Design Rationale

Why are you using Ajax/DHTML and not a Firefox plugin or a server-side approach?

Mainly for ease of installation.

Writing a Firefox plugin isn't necessary to do what we want to do. By using Ajax/DHTML, installing HyperScope boils down to putting some static files on your server. Using Ajax/DHTML also allows us to support other browsers, such as Internet Explorer.

The HyperScope does require a web server -- see below for details. However, it does not require a server-side application... yet. One reason we avoided implementing some of HyperScope's capabilities on the server-side was that many of its features require a fast interactive response time. One of the original insights of the Augment system was that if you speed up the amount of interaction a user can do with a system, then you can drastically improve their ability to do knowledge work.

In the future, HyperScope will need a server-side component to implement some additional capabilities, such as editing.

Why OPML and not HTML, XOXO, semantic HTML, or your own XML file format?

Rolling our own would have been silly. There are already good formats that meet our needs. Our goal is to bootstrap.

The reasons we did not choose HTML, XOXO, or semantic HTML are subtle. Brad did a lot of prototyping before settling on a design and discovered some issues when experimenting with an an HTML version of the file-format on the client:

OPML exists and has a large community of users and tools, including editors, converters, web services etc. Although we lightly sprinkle our own namespaced attributes into the OPML document to support extra addressing types, HyperScope will work with existing, non-HyperScope OPML documents.

Why do the full pipeline everytime?

Brad (our lead developer) chose correctness over performance. Every relative address is converted into a fully qualified address, which has enough information to fully render it using the current state. For example, if you were to enter #.n:zA for Jump to Item after successively applying the following viewspecs on seperate occasions: y, m, B, P, g, and after jumping to node ID 023, where the current document is http://bootstrap.org/hyarch.opml, this would get expanded to be the following by hs.address.Address.resolve():

  http://bootstrap.org/hyarch.opml#023.n:ymBPgzA

We expanded the file portion from # to:

  http://bootstrap.org/hyarch.opml#

then expanded the context node to start at 023, then prepended all of our existing viewspecs before our new ones to ensure that old views are maintained even with relative links.

The pipeline internally encapsulates this complexity with the resolve() method. Since everything follows the same process, we reduce the number of code paths to get higher reliability, and we create a single place to optimize the performance which will benefit all address resolution. The unit tests work hand in hand with this to make sure we don't get regressions and handle all cases correctly.

Why don't you support cross-domain document loading?

The browser has a security policy that does not normally allow a document from one domain to interact with documents from another domain. In other words, you cannot open an XMLHttpRequest to a different domain than where you came from.

There is an edge condition related to transclusion that on its surface seems like it needs a traditional server-side component to get past this browser restriction. Suppose you have a document that does some transclusion on a document on another domain:

  INCLUDE "http://someotherdomain.org/foobar.opml#055"

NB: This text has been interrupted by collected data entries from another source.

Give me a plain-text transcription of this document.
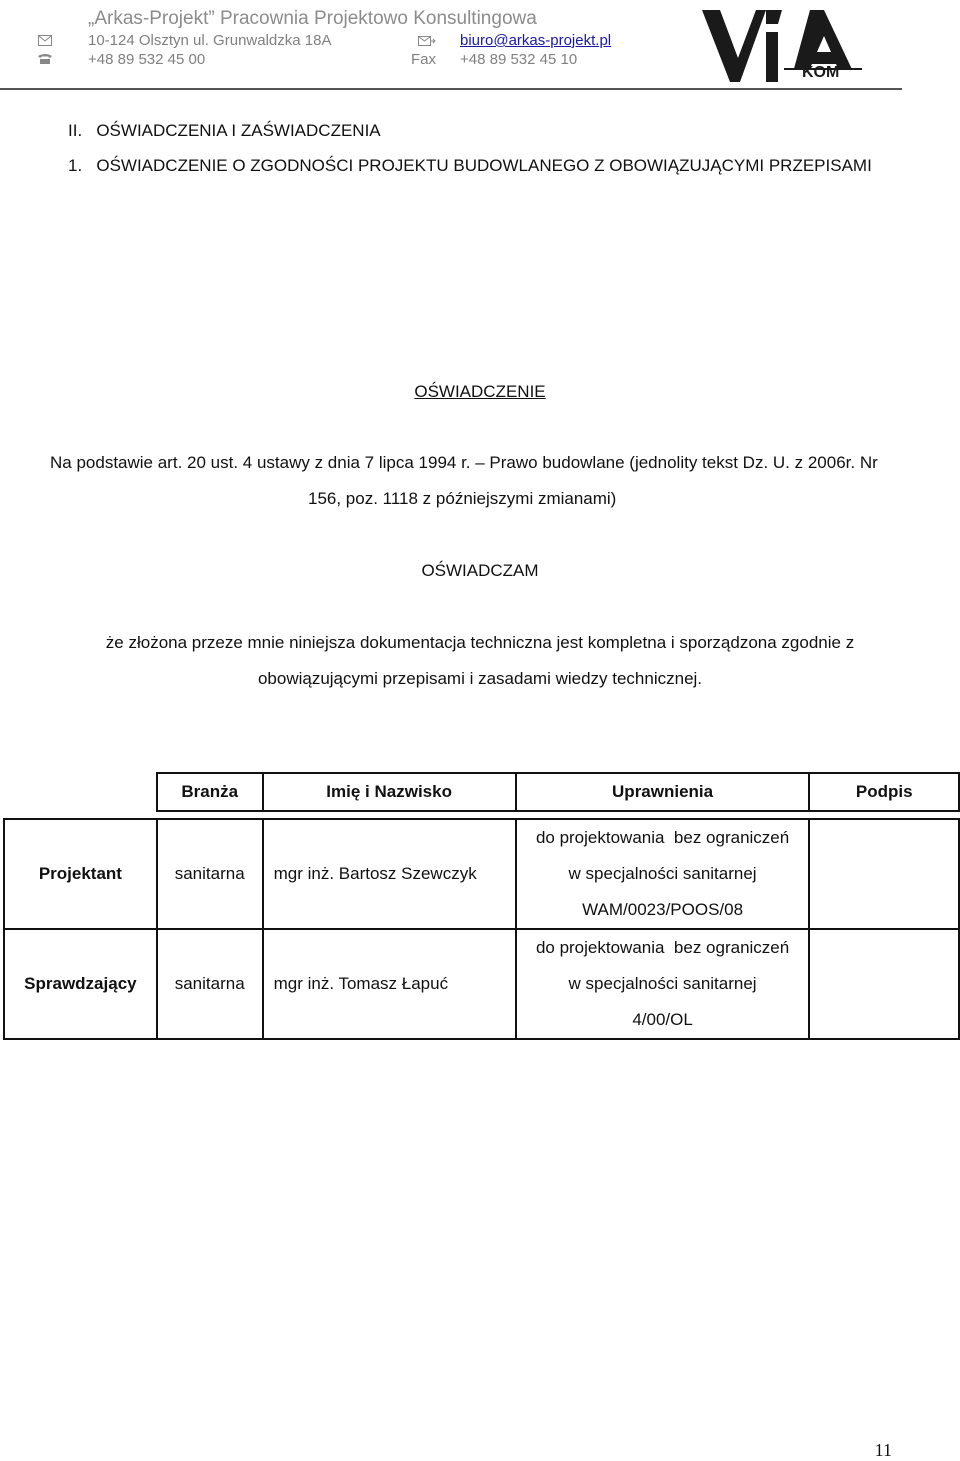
„Arkas-Projekt” Pracownia Projektowo Konsultingowa
10-124 Olsztyn ul. Grunwaldzka 18A	biuro@arkas-projekt.pl
+48 89 532 45 00	Fax +48 89 532 45 10
KOM
II.   OŚWIADCZENIA I ZAŚWIADCZENIA
1.   OŚWIADCZENIE O ZGODNOŚCI PROJEKTU BUDOWLANEGO Z OBOWIĄZUJĄCYMI PRZEPISAMI
OŚWIADCZENIE
Na podstawie art. 20 ust. 4 ustawy z dnia 7 lipca 1994 r. – Prawo budowlane (jednolity tekst Dz. U. z 2006r. Nr
156, poz. 1118 z późniejszymi zmianami)
OŚWIADCZAM
że złożona przeze mnie niniejsza dokumentacja techniczna jest kompletna i sporządzona zgodnie z
obowiązującymi przepisami i zasadami wiedzy technicznej.
	Branża	Imię i Nazwisko	Uprawnienia	Podpis

Projektant	sanitarna	mgr inż. Bartosz Szewczyk	do projektowania  bez ograniczeń
w specjalności sanitarnej
WAM/0023/POOS/08	

Sprawdzający	sanitarna	mgr inż. Tomasz Łapuć	do projektowania  bez ograniczeń
w specjalności sanitarnej
4/00/OL	

11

If the HyperScope document was served from http://foobar.com, then I would get a security exception when I tried to open an XMLHttpRequest to that other domain to grab the transcluded fragment and include it at rendering time.

There are two solutions for this. The easiest/most obvious solution would be to have a simple PHP script that simply proxies the OPML file request. This has to be written carefully so you don't have a completely open proxy, but if you restrict it to just fetching XML MIME types then you are fine. HyperScope simply calls this PHP script, which lives on the same host as it was retrieved from, and the proxy contacts the external domain. This is a mature and traditional way to do things.

Another possibility would be to run several web services from some centralized server. One of them could take a third-party URL and fetch it's contents, then return it. It would basically be the PHP script described above, and would only return XML/OPML:

  http://bootstrap.org/hyperscope/proxy.php?url=http://foobar.com/arch.opml

The other web service would be a converter that would translate different file formats into HyperScope OPML documents. It would take a URL to some external content that is in some format, such as Microsoft Word, XOXO, arbitrary XML, etc., and simply convert it into HyperScope OPML on the fly and return it:

  http://bootstrap.org/hyperscope/convertor.php?url=http://w3c.org/xpath_spec.html

This PHP script would simply delegate conversion locally using tools such as a headless version of OpenOffice running locally. HyperScope would simply use these webservices to get its job done, including transclusion, document conversion, etc. Those who want to install HyperScope now don't have to install anything on the server-side except for uploading a few static files.

How can the browser call these web services with the browser security policy described above if it is served from a different host? We use something called FlashXmlHttpRequest, which Julien Couvreur created and which uses the dojo.flash library Brad created for another project. This uses a feature of flash which can call external webservices if they configure themselves correctly, which basically just means putting a simple file called crossdomain.xml at their root with some info:

  http://bootstrap.org/crossdomain.xml

Now our HyperScope client can call our webservices using FlashXmlHttpRequest, getting back normal XML/OPML that we can work with.